Sexual consent is a phrase that some people think is a turn-off. It isn’t. After speaking with hundreds of women who have enjoyed a wide range of sexual activities, they all say having the sexual consent of both partners makes everything more enjoyable. Knowing that the guy they’re with respects them, their choice and their body is hot.

Most girls probably won’t go to bed with someone if they don’t feel respected. Neither should you or anyone, really. Respect and trust are critical for any relationship. To make a sexual encounter pleasurable, you need to know both of you enjoy it.

Asking for sexual consent doesn’t have to be a buzz kill either. There’s no need to feel awkward about asking. If you think you might move on towards another sexual activity, you can ask, “Does that feel good? Would you like me to touch X?”

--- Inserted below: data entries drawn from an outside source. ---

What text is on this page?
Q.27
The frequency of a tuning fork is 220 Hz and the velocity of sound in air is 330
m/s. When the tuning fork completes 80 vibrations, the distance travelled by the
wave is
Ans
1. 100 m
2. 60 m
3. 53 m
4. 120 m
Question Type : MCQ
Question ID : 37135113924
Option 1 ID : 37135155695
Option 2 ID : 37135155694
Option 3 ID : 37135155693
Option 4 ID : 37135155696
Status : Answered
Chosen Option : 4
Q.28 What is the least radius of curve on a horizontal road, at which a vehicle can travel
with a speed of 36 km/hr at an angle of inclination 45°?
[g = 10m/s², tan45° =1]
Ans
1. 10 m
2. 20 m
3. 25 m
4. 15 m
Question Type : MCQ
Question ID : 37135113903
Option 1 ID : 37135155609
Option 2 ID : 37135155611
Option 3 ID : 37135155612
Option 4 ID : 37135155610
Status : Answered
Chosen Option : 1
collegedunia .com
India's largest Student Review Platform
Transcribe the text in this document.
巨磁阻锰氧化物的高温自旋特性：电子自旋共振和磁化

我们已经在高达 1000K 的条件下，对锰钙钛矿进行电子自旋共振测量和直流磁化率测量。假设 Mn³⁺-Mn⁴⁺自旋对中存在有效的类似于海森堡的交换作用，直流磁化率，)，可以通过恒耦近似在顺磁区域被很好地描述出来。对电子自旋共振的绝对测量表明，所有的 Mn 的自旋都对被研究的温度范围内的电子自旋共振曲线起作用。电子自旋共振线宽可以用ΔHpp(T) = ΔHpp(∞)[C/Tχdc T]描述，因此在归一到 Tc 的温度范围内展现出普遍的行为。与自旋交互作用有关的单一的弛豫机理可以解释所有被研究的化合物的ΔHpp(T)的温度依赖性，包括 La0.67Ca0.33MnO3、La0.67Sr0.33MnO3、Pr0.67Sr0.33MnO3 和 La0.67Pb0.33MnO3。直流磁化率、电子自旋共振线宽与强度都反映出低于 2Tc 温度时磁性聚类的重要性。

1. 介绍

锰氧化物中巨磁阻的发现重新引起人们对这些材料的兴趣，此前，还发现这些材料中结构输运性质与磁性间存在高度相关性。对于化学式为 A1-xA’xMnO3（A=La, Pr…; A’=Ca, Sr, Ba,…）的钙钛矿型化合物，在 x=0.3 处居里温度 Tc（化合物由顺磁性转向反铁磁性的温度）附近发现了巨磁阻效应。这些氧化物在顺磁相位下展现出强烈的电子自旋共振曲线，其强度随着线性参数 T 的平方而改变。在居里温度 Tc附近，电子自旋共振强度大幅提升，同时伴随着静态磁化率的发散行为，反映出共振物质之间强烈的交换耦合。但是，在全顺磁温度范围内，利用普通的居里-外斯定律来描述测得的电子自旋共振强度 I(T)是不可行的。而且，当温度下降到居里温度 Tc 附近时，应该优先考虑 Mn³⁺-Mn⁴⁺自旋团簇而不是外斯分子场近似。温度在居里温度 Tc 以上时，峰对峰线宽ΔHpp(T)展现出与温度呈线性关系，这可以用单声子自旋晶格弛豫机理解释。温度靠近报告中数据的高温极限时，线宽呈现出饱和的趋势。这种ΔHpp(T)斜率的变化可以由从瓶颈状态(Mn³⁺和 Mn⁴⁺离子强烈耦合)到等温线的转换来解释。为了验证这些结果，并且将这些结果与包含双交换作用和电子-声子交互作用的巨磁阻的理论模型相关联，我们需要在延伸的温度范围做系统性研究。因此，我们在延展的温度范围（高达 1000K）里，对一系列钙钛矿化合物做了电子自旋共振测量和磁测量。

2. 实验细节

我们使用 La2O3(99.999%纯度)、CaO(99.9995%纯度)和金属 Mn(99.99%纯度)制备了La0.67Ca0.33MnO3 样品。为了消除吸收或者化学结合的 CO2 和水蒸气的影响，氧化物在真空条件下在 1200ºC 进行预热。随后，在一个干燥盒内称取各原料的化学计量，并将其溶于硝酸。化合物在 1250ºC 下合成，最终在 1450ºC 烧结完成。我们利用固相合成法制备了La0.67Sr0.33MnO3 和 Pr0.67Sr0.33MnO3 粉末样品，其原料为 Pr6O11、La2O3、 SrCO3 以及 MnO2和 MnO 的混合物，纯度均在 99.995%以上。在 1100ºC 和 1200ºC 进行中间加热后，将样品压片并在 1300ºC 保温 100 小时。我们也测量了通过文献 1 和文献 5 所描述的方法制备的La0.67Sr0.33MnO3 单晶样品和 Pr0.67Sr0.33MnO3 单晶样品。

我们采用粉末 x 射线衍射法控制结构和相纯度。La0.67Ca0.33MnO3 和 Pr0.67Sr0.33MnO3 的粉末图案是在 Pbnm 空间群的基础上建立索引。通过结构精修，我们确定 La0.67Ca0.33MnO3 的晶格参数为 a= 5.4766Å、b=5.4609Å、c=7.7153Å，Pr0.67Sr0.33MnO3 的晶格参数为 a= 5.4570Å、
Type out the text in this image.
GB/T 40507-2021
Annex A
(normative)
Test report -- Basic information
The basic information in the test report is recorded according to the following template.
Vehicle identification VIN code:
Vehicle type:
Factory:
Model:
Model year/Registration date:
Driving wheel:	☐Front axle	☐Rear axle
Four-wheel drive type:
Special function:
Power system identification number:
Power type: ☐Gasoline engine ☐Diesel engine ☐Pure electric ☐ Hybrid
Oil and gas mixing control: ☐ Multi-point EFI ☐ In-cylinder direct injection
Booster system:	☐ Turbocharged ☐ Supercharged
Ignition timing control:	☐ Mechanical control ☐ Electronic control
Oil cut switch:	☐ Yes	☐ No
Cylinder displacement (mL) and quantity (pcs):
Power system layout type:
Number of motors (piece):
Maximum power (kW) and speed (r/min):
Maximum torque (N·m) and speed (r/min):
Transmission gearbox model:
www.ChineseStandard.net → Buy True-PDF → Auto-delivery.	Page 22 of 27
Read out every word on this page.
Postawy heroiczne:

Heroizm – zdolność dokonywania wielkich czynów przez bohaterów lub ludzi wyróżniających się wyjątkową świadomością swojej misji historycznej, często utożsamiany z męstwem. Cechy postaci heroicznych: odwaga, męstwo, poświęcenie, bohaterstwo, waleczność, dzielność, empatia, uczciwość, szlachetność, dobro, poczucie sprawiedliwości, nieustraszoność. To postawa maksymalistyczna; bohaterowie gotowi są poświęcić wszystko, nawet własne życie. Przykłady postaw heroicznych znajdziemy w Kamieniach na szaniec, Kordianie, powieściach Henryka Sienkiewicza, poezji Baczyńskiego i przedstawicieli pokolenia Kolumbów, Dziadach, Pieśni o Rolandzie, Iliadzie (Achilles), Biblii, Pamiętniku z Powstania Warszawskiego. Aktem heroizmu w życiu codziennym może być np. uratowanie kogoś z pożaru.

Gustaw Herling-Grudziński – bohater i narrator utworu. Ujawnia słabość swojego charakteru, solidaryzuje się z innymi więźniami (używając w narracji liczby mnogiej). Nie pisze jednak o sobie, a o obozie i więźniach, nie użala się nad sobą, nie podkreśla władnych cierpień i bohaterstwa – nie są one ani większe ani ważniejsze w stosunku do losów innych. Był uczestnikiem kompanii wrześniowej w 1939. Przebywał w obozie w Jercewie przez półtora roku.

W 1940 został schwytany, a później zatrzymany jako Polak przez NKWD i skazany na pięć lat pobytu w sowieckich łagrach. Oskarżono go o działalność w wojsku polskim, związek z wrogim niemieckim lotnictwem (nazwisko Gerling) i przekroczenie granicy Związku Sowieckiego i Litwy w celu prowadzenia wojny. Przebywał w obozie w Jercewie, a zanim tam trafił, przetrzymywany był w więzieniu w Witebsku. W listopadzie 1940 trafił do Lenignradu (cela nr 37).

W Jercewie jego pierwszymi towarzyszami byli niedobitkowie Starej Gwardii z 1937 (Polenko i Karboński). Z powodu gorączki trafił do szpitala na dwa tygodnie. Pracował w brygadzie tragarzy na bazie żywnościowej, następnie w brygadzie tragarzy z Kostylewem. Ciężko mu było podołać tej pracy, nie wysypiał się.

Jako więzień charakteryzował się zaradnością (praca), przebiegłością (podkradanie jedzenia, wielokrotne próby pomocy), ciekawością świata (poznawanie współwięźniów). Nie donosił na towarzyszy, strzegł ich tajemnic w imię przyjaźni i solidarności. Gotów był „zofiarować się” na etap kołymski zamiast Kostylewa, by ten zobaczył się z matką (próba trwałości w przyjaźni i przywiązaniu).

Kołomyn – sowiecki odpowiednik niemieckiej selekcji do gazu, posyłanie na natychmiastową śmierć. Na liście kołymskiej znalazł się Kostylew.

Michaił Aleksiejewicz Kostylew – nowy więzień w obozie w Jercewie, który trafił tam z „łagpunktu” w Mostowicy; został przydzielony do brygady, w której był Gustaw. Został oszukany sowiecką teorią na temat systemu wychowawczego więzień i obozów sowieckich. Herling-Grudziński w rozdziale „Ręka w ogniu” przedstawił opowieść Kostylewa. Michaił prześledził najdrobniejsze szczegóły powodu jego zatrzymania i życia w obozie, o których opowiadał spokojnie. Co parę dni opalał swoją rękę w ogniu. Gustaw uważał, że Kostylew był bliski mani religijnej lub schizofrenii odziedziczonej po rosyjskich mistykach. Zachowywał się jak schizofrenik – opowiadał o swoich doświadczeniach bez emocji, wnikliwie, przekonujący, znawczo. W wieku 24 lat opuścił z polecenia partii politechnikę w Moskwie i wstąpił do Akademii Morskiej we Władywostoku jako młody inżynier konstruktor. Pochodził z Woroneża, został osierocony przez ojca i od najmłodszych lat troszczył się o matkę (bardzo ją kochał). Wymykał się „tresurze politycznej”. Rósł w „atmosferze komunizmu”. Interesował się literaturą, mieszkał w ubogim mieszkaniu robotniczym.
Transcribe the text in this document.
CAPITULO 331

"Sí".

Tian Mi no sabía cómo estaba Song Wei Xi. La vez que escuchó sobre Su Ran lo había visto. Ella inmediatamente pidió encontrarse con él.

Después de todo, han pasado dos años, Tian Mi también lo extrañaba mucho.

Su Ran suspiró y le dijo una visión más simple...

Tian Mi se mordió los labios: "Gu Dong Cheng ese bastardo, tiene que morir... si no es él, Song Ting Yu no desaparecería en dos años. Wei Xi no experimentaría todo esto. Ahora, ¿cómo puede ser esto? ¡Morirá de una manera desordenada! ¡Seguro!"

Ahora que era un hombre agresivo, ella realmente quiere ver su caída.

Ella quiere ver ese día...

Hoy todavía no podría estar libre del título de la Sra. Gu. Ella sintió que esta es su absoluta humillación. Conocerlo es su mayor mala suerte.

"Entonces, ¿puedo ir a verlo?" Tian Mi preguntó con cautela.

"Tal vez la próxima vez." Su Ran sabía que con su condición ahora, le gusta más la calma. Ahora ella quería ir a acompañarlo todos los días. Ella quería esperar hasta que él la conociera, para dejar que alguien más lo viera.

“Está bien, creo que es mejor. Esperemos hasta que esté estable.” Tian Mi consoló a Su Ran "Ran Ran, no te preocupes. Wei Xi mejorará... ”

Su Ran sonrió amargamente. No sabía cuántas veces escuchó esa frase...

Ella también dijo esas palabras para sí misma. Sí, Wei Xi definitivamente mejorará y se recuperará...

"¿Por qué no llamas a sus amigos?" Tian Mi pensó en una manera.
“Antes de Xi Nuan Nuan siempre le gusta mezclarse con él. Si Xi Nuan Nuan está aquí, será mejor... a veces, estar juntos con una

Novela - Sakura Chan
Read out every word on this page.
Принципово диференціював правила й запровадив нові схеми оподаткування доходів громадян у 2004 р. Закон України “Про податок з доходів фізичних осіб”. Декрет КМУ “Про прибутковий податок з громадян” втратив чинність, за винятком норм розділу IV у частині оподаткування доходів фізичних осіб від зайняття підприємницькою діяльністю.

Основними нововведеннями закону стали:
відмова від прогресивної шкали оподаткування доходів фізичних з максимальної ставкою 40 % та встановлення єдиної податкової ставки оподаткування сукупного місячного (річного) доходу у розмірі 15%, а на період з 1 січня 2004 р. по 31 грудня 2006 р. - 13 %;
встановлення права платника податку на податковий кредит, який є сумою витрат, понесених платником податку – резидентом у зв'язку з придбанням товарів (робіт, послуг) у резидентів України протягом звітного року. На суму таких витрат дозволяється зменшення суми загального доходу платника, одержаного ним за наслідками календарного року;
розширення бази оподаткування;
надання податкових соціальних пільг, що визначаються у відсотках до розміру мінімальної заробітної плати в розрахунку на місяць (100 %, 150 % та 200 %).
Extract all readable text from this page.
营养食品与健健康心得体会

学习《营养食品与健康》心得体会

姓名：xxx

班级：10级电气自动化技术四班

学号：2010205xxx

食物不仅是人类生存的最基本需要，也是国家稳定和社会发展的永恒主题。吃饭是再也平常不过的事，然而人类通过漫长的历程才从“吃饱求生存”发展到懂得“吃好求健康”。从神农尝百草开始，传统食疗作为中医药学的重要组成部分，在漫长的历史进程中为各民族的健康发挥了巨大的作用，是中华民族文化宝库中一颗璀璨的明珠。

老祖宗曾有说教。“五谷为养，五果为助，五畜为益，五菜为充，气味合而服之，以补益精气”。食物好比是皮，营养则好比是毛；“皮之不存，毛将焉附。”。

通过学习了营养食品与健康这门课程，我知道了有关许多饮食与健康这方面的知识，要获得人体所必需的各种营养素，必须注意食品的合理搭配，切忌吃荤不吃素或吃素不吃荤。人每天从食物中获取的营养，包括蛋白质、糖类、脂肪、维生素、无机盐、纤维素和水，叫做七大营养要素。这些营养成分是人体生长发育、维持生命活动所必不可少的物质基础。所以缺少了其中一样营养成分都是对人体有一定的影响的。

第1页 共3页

Reading that shouldn’t seem cringe-inducing. There are sexy ways to ask for sexual consent, asking if something feels good, if she likes it and would she like to try it; all help establish what’s going on. If something isn’t feeling totally awesome, she can guide you towards what will feel better. And if she’s uncomfortable, she can also say so.

The key thing to take away from this is that sexual consent should be in every intimate encounter you have. You don’t want to be that guy thinking, “Damn, I shouldn’t have done that. I’m not sure if she’s enjoying this? Was I too rough?”